Functional organization of locus coeruleus projections to CNS motor circuits

This project probes the structure and function of locus coeruleus (LC) projections to central nervous system motor centers with the goal of clarifying how LC-derived norepinephrine (NE) influences motor network operations and movement control. The LC is a brainstem nucleus that provides NE to forebrain, brainstem, cerebellum, and spinal cord. Historically treated as a homogeneous source of broadly released NE, recent evidence indicates the LC is modular, with segregated output channels and the potential for differential NE release across projection fields. This conceptual shift raises important questions about how LC organization maps onto different functional systems, and identifies a major knowledge gap regarding LC interactions with motor control circuitry. To address this gap, Waterhouse and colleagues propose an integrative experimental strategy centered on an intersectional recombinase-based viral-genetic tracing approach called TrAC (Tracing Axon Collaterals), combined with established ex vivo electrophysiological assays.

TrAC permits fluorescent labeling of genetically defined neuron populations based on axonal projections, enabling visualization of LC neurons with defined projection targets and their axon collaterals across the brain. Using TrAC in genetically modified mice (e.g., En1 Dre, Dbh Flpo, and an RC:RFLTG indicator allele), LC-NE neurons can be labeled constitutively and switch fluorophores after Cre recombination induced by retrograde CAV2-Cre injections at specific motor-related sites. This enables mapping of projection-defined LC neurons and their collateralization patterns in regions such as primary motor cortex, cerebellum, and spinal motor targets. The central hypothesis is that LC cells projecting to CNS motor centers are distributed throughout the rostrocaudal extent of the LC but share a common set of electrophysiological properties.
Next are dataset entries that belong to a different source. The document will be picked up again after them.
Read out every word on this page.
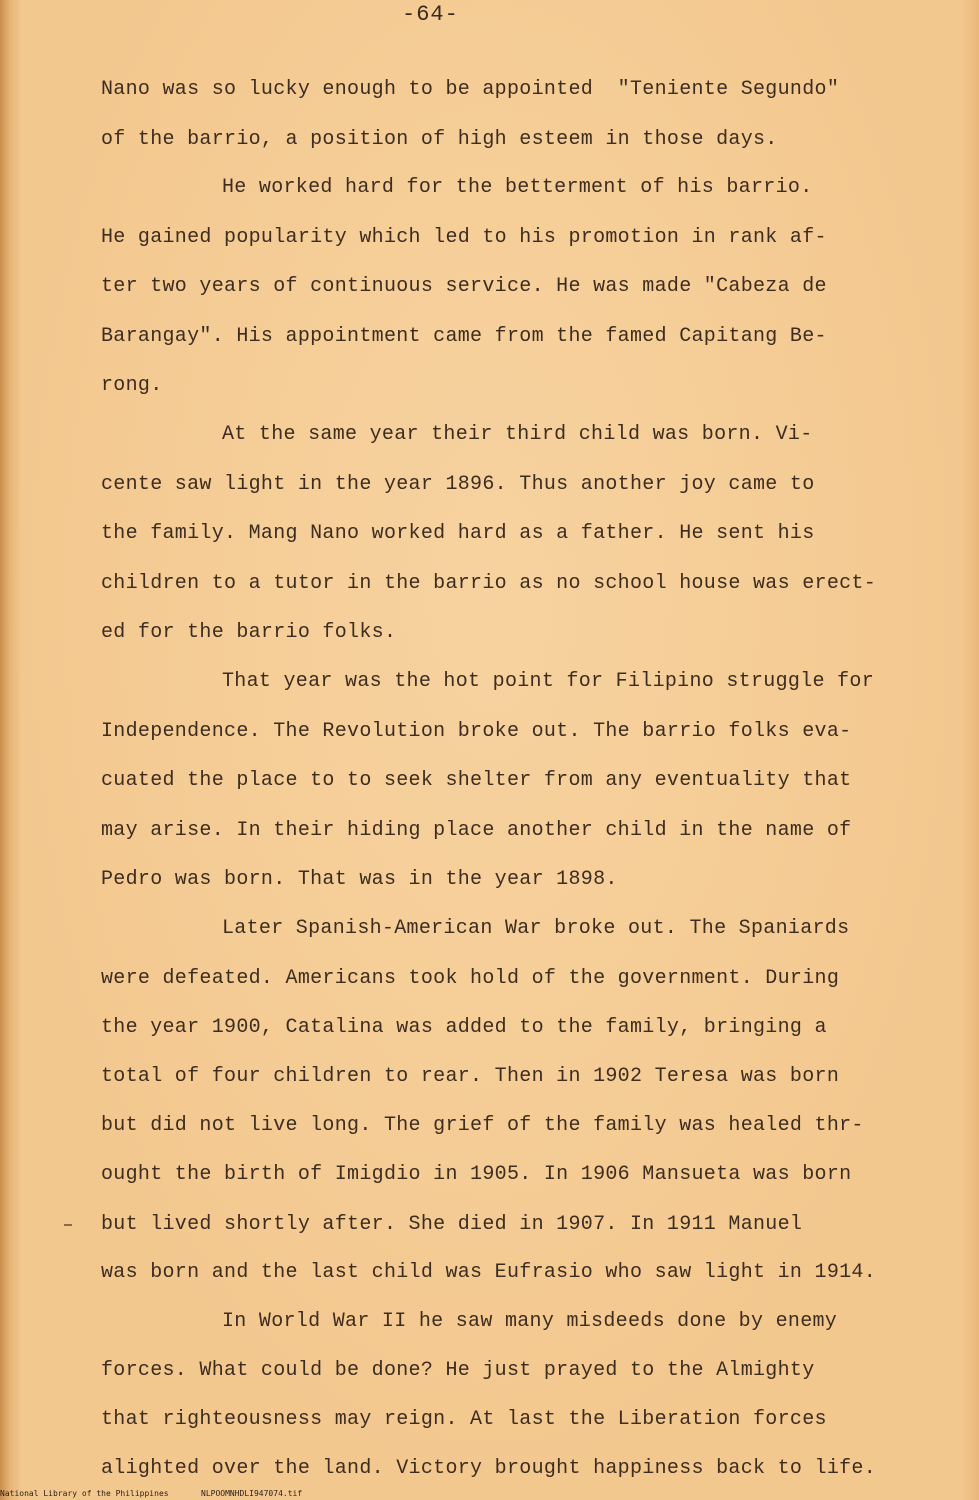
-64-
Nano was so lucky enough to be appointed  "Teniente Segundo"
of the barrio, a position of high esteem in those days.
He worked hard for the betterment of his barrio.
He gained popularity which led to his promotion in rank af-
ter two years of continuous service. He was made "Cabeza de
Barangay". His appointment came from the famed Capitang Be-
rong.
At the same year their third child was born. Vi-
cente saw light in the year 1896. Thus another joy came to
the family. Mang Nano worked hard as a father. He sent his
children to a tutor in the barrio as no school house was erect-
ed for the barrio folks.
That year was the hot point for Filipino struggle for
Independence. The Revolution broke out. The barrio folks eva-
cuated the place to to seek shelter from any eventuality that
may arise. In their hiding place another child in the name of
Pedro was born. That was in the year 1898.
Later Spanish-American War broke out. The Spaniards
were defeated. Americans took hold of the government. During
the year 1900, Catalina was added to the family, bringing a
total of four children to rear. Then in 1902 Teresa was born
but did not live long. The grief of the family was healed thr-
ought the birth of Imigdio in 1905. In 1906 Mansueta was born
but lived shortly after. She died in 1907. In 1911 Manuel
was born and the last child was Eufrasio who saw light in 1914.
In World War II he saw many misdeeds done by enemy
forces. What could be done? He just prayed to the Almighty
that righteousness may reign. At last the Liberation forces
alighted over the land. Victory brought happiness back to life.
National Library of the Philippines	NLPOOMNHDLI947074.tif
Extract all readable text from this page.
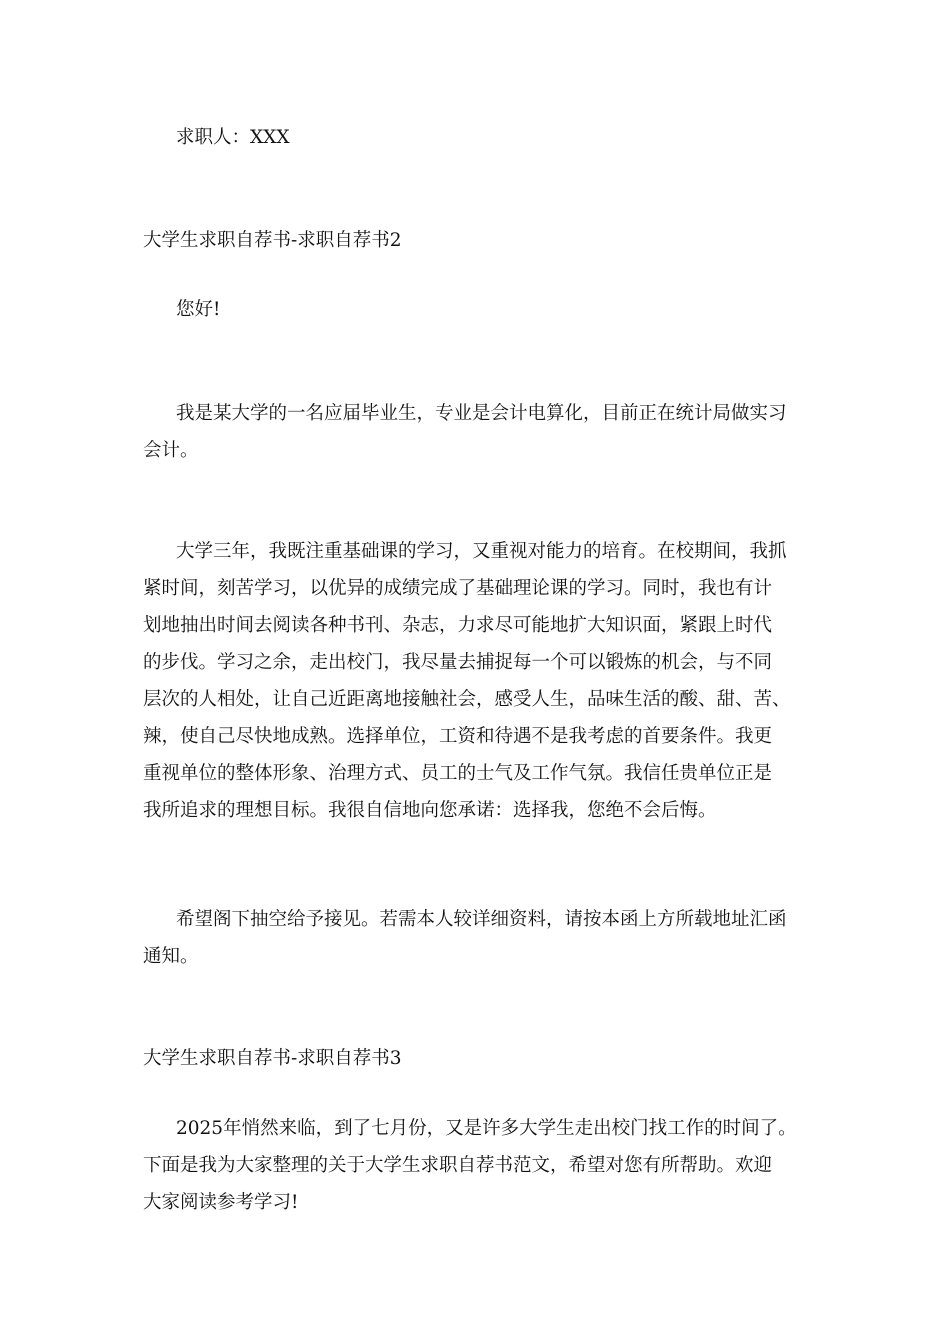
求职人：XXX

大学生求职自荐书-求职自荐书2

您好!

我是某大学的一名应届毕业生，专业是会计电算化，目前正在统计局做实习
会计。

大学三年，我既注重基础课的学习，又重视对能力的培育。在校期间，我抓
紧时间，刻苦学习，以优异的成绩完成了基础理论课的学习。同时，我也有计
划地抽出时间去阅读各种书刊、杂志，力求尽可能地扩大知识面，紧跟上时代
的步伐。学习之余，走出校门，我尽量去捕捉每一个可以锻炼的机会，与不同
层次的人相处，让自己近距离地接触社会，感受人生，品味生活的酸、甜、苦、
辣，使自己尽快地成熟。选择单位，工资和待遇不是我考虑的首要条件。我更
重视单位的整体形象、治理方式、员工的士气及工作气氛。我信任贵单位正是
我所追求的理想目标。我很自信地向您承诺：选择我，您绝不会后悔。

希望阁下抽空给予接见。若需本人较详细资料，请按本函上方所载地址汇函
通知。

大学生求职自荐书-求职自荐书3

2025年悄然来临，到了七月份，又是许多大学生走出校门找工作的时间了。
下面是我为大家整理的关于大学生求职自荐书范文，希望对您有所帮助。欢迎
大家阅读参考学习!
Complementing anatomical mapping, ex vivo electrophysiological recordings will characterize the physiological attributes of these projection-defined LC neurons to determine whether they form a functionally coherent cohort. Additionally, the team expects to reveal an organized network of axon collaterals among LC projection neurons that could support selective, synchronous NE release in motor circuitry. Such coordinated NE release would provide a mechanism for regulating operations across distributed networks responsible for balance and movement dynamics, rather than a uniform broadcast of neuromodulatory tone. By defining both the anatomical organization and physiological signatures of LC-motor projections, this work aims to advance understanding of how the LC-NE system contributes to motor control in health and disease.

The findings are expected to revise theoretical frameworks about LC function, extending current knowledge, largely focused on sensory and cognitive circuitries, to motor systems. Ultimately, characterizing projection-specific LC modules and their capacity for targeted NE release will inform basic neuroscience and offer a foundation for developing interventions for movement disorders arising from disease, injury, or aging. Keywords associated with the study include TrAC, locus coeruleus, motor centers, norepinephrine, and viral vector tract tracing.